Auto Insurance Policy Review in Illinois
Auto insurance in Illinois (IL) has its own quirks. Specifically, tornado and sewer-backup losses are common, but sewer backup is usually an endorsement. Auto coverage generally covers liability, property damage, and (optionally) your own vehicle — with state-mandated minimums and highly state-specific rules around uninsured motorists and no-fault — but the difference between a policy that pays out cleanly and one that leaves a surprise is almost always in the fine print. Upload or paste your Illinois auto policy below and get a plain-English breakdown of coverage gaps, sub-limits and exclusions in about 30 seconds.
PDF, Word, or photo · Max 10MB
Secure payment via Stripe · One-time $9.99 · No account · No subscription
By continuing you agree to our Terms and understand this is an AI-generated informational summary that may contain errors. AI can be wrong even when it sounds confident. You are responsible for verifying the output and for any decision you make based on it. Not legal, financial, insurance, or professional advice.

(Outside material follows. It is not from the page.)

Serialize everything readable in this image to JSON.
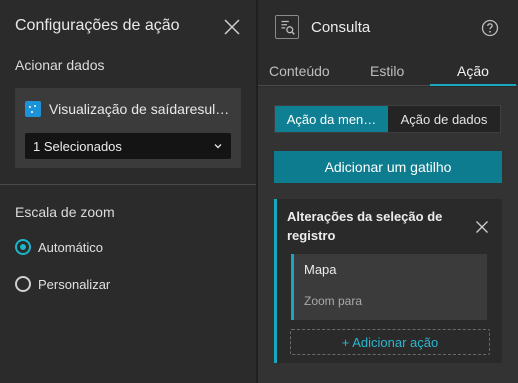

What's different about auto insurance in Illinois
Illinois is one of those states where the generic auto template you'd find in a national policy doesn't tell the whole story. In particular, tornado and sewer-backup losses are common, but sewer backup is usually an endorsement. That tends to show up as percentage-based deductibles, carve-outs on the declarations page, or endorsements that you have to opt in to rather than receive by default. None of these are universal — they depend on your specific carrier, policy form (for example, HO-3 vs HO-5 for homeowners) and endorsements. For anything that looks out of line, verify with the Illinois Department of Insurance (your state insurance commissioner) before you rely on it.
This page is general information, not legal or insurance advice. Use your actual policy documents and your state insurance commissioner's guidance for anything binding.
Common coverage gaps on Illinois auto policies
These gaps show up most often on auto policies in Illinois and similar regional markets. None of them are universal — but if you see one on your declarations page, it's worth reading the endorsement language closely.
- 1Uninsured/underinsured motorist limits that don't match liability — a frequent gap given regional uninsured rates.
- 2Comprehensive coverage hail-related language — check whether your deductible applies separately for hail events.
- 3Rental reimbursement sub-limits that expire before a post-storm repair backlog clears.
- 4Rideshare (Uber/Lyft/DoorDash) periods excluded from personal auto — a frequent surprise for part-time drivers.
Terms to know before you read your auto policy
Three terms that come up repeatedly on auto declarations pages in Illinois. Knowing these is the difference between skimming past a real gap and catching it.
- Deductible →
A deductible is the amount you pay out of pocket on a covered claim before your insurance starts paying.
- Policy Limit →
The policy limit is the maximum amount an insurer will pay for a covered loss, either per occurrence or in aggregate over the policy period.
- Exclusion →
An exclusion is a cause of loss or type of property that the policy explicitly does not cover.
Related policy reviews in Illinois
How ReadMyPolicy reviews a Illinois auto policy
Paste or upload your declarations page and policy form. Our AI extracts the coverage amounts, deductibles, endorsements and exclusions, compares them to common gaps on auto policies in Illinois, and returns a plain-English summary in about 30 seconds. It's information, not advice — for anything binding on your specific situation, verify with a licensed Illinois agent or the state insurance commissioner.